Unfortunately, there is much more to this subject than can be covered in the space allotted. The important fact to understand is that you can accurately predict your revenues just as confidently as you can predict the sun will rise in the east.
EXPENSESSSS
Just as entrepreneurs tend to overestimate their revenues, they tend to underestimate their expenses. If you have been in business for any length of time, you understand that your capital expenditures and operating expenditures almost always exceed your budget or forecast.
I've heard many small business owners laughingly use the following rule of thumb on estimating costs..."Just double it - and then double it again for good measure!" Well, I might not go that far, but sometimes it is close to the truth.

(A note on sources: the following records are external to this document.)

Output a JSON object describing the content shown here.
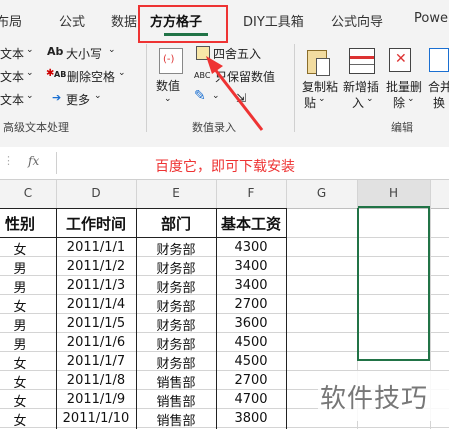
{
  "tabs": [
    {
      "label": "布局",
      "active": false
    },
    {
      "label": "公式",
      "active": false
    },
    {
      "label": "数据",
      "active": false
    },
    {
      "label": "方方格子",
      "active": true
    },
    {
      "label": "DIY工具箱",
      "active": false
    },
    {
      "label": "公式向导",
      "active": false
    },
    {
      "label": "Power",
      "active": false
    }
  ],
  "ribbon": {
    "text_group": {
      "left_items": [
        "文本",
        "文本",
        "文本"
      ],
      "case_label": "大小写",
      "remove_space_label": "删除空格",
      "more_label": "更多",
      "group_label": "高级文本处理"
    },
    "numeric_group": {
      "numeric_label": "数值",
      "round_label": "四舍五入",
      "keep_value_label": "只保留数值",
      "group_label": "数值录入"
    },
    "edit_group": {
      "copy_paste_label": [
        "复制粘",
        "贴"
      ],
      "insert_label": [
        "新增插",
        "入"
      ],
      "batch_delete_label": [
        "批量删",
        "除"
      ],
      "merge_label": [
        "合并",
        "换"
      ],
      "group_label": "编辑"
    }
  },
  "formula_bar": {
    "fx_label": "fx",
    "content": "百度它，即可下载安装"
  },
  "grid": {
    "columns": [
      "C",
      "D",
      "E",
      "F",
      "G",
      "H"
    ],
    "selected_column": "H",
    "header_row": [
      "性别",
      "工作时间",
      "部门",
      "基本工资"
    ],
    "rows": [
      [
        "女",
        "2011/1/1",
        "财务部",
        "4300"
      ],
      [
        "男",
        "2011/1/2",
        "财务部",
        "3400"
      ],
      [
        "男",
        "2011/1/3",
        "财务部",
        "3400"
      ],
      [
        "女",
        "2011/1/4",
        "财务部",
        "2700"
      ],
      [
        "男",
        "2011/1/5",
        "财务部",
        "3600"
      ],
      [
        "男",
        "2011/1/6",
        "财务部",
        "4500"
      ],
      [
        "女",
        "2011/1/7",
        "财务部",
        "4500"
      ],
      [
        "女",
        "2011/1/8",
        "销售部",
        "2700"
      ],
      [
        "女",
        "2011/1/9",
        "销售部",
        "4700"
      ],
      [
        "女",
        "2011/1/10",
        "销售部",
        "3800"
      ]
    ]
  },
  "watermark": "软件技巧",
  "colors": {
    "accent": "#217346",
    "annotation": "#e33333",
    "selection": "#217346"
  }
}
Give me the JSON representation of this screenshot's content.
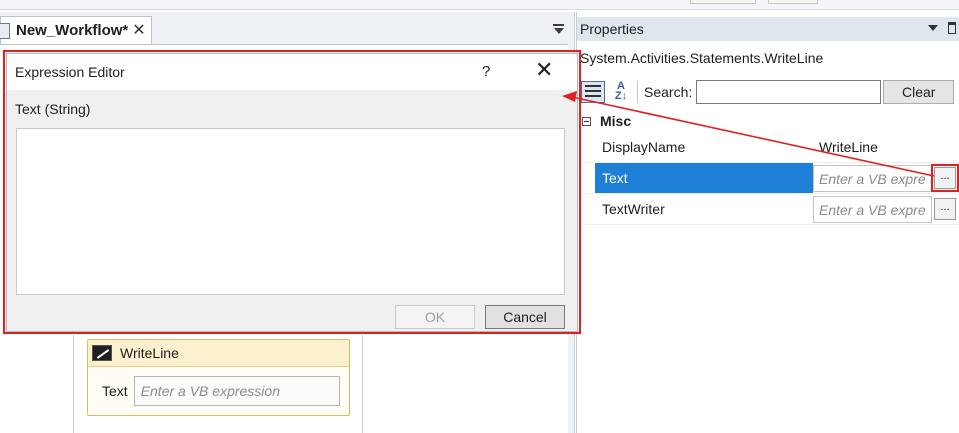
{
  "document": {
    "tab_title": "New_Workflow*",
    "tab_close_glyph": "✕"
  },
  "designer": {
    "activity": {
      "title": "WriteLine",
      "field_label": "Text",
      "field_placeholder": "Enter a VB expression"
    }
  },
  "properties": {
    "panel_title": "Properties",
    "type_name": "System.Activities.Statements.WriteLine",
    "search_label": "Search:",
    "search_value": "",
    "clear_label": "Clear",
    "sort_az_label": "A\nZ",
    "category": "Misc",
    "rows": [
      {
        "name": "DisplayName",
        "value": "WriteLine",
        "placeholder": ""
      },
      {
        "name": "Text",
        "value": "",
        "placeholder": "Enter a VB expre",
        "selected": true
      },
      {
        "name": "TextWriter",
        "value": "",
        "placeholder": "Enter a VB expre"
      }
    ],
    "ellipsis_label": "..."
  },
  "dialog": {
    "title": "Expression Editor",
    "help_glyph": "?",
    "close_glyph": "✕",
    "field_label": "Text (String)",
    "expression_value": "",
    "ok_label": "OK",
    "cancel_label": "Cancel"
  },
  "colors": {
    "highlight": "#e02020",
    "selection": "#1e7fd6",
    "activity_border": "#d7b96a"
  }
}
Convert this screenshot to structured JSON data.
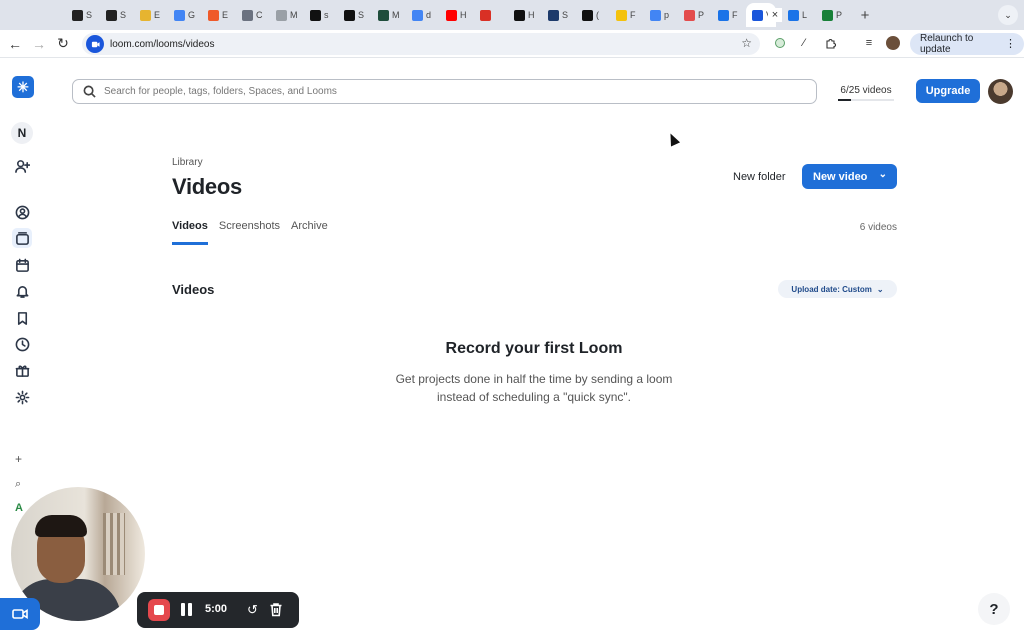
{
  "browser": {
    "tabs": [
      {
        "label": "S",
        "color": "#222222"
      },
      {
        "label": "S",
        "color": "#222222"
      },
      {
        "label": "E",
        "color": "#e6b430"
      },
      {
        "label": "G",
        "color": "#4285f4"
      },
      {
        "label": "E",
        "color": "#ef5a2a"
      },
      {
        "label": "C",
        "color": "#6b7280"
      },
      {
        "label": "M",
        "color": "#9aa0a6"
      },
      {
        "label": "s",
        "color": "#111111"
      },
      {
        "label": "S",
        "color": "#111111"
      },
      {
        "label": "M",
        "color": "#1f4d3b"
      },
      {
        "label": "d",
        "color": "#4285f4"
      },
      {
        "label": "H",
        "color": "#ff0000"
      },
      {
        "label": "",
        "color": "#d93025"
      },
      {
        "label": "H",
        "color": "#111111"
      },
      {
        "label": "S",
        "color": "#1d3a6b"
      },
      {
        "label": "(",
        "color": "#111111"
      },
      {
        "label": "F",
        "color": "#f4c20d"
      },
      {
        "label": "p",
        "color": "#4285f4"
      },
      {
        "label": "P",
        "color": "#e34c4c"
      },
      {
        "label": "F",
        "color": "#1a73e8"
      }
    ],
    "active_tab": {
      "label": "V",
      "color": "#1a56db"
    },
    "after_tabs": [
      {
        "label": "L",
        "color": "#1a73e8"
      },
      {
        "label": "P",
        "color": "#188038"
      }
    ],
    "tab_close_icon": "×",
    "new_tab_icon": "+",
    "url": "loom.com/looms/videos",
    "relaunch_label": "Relaunch to update"
  },
  "app": {
    "search_placeholder": "Search for people, tags, folders, Spaces, and Looms",
    "video_count": "6/25 videos",
    "video_quota_fraction": 0.24,
    "upgrade_label": "Upgrade",
    "workspace_initial": "N",
    "breadcrumb": "Library",
    "page_title": "Videos",
    "new_folder_label": "New folder",
    "new_video_label": "New video",
    "tabs": [
      {
        "label": "Videos",
        "active": true
      },
      {
        "label": "Screenshots",
        "active": false
      },
      {
        "label": "Archive",
        "active": false
      }
    ],
    "tab_count": "6 videos",
    "section_title": "Videos",
    "sort_label": "Upload date: Custom",
    "empty_title": "Record your first Loom",
    "empty_line1": "Get projects done in half the time by sending a loom",
    "empty_line2": "instead of scheduling a \"quick sync\".",
    "sidebar_a": "A"
  },
  "recorder": {
    "timer": "5:00",
    "help_label": "?"
  },
  "colors": {
    "accent": "#1f6fd8",
    "record_red": "#e5484d"
  }
}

While there are many resources to help you control expenses, that really should not be your prime focus. Instead, focus on having a positive ROI for every expense. In other words, don't get so consumed with "cutting costs" that you kill key revenue generators (such as sales).
For every expenditure you make, you should have an answer to the following questions:
1) Is this expense absolutely necessary to produce revenue? Why and How?
2) How quickly will I receive a return on my investment?
3) What is my return on my investment?
If you can't provide succinct answers to these questions, then you need to revisit the necessity of the expenditure.
Cash flow shortages are one of the top killers of small businesses. Hmm, given the lay of the land with AIG, Lehman, and the Big 3 Automakers, it appears that cash flow shortages are a pretty big killer of mega-businesses as well.
Therefore, it is critical to maintain revenues greater than expenses to ensure your company continues to make a profit...and continues to be around for the long haul.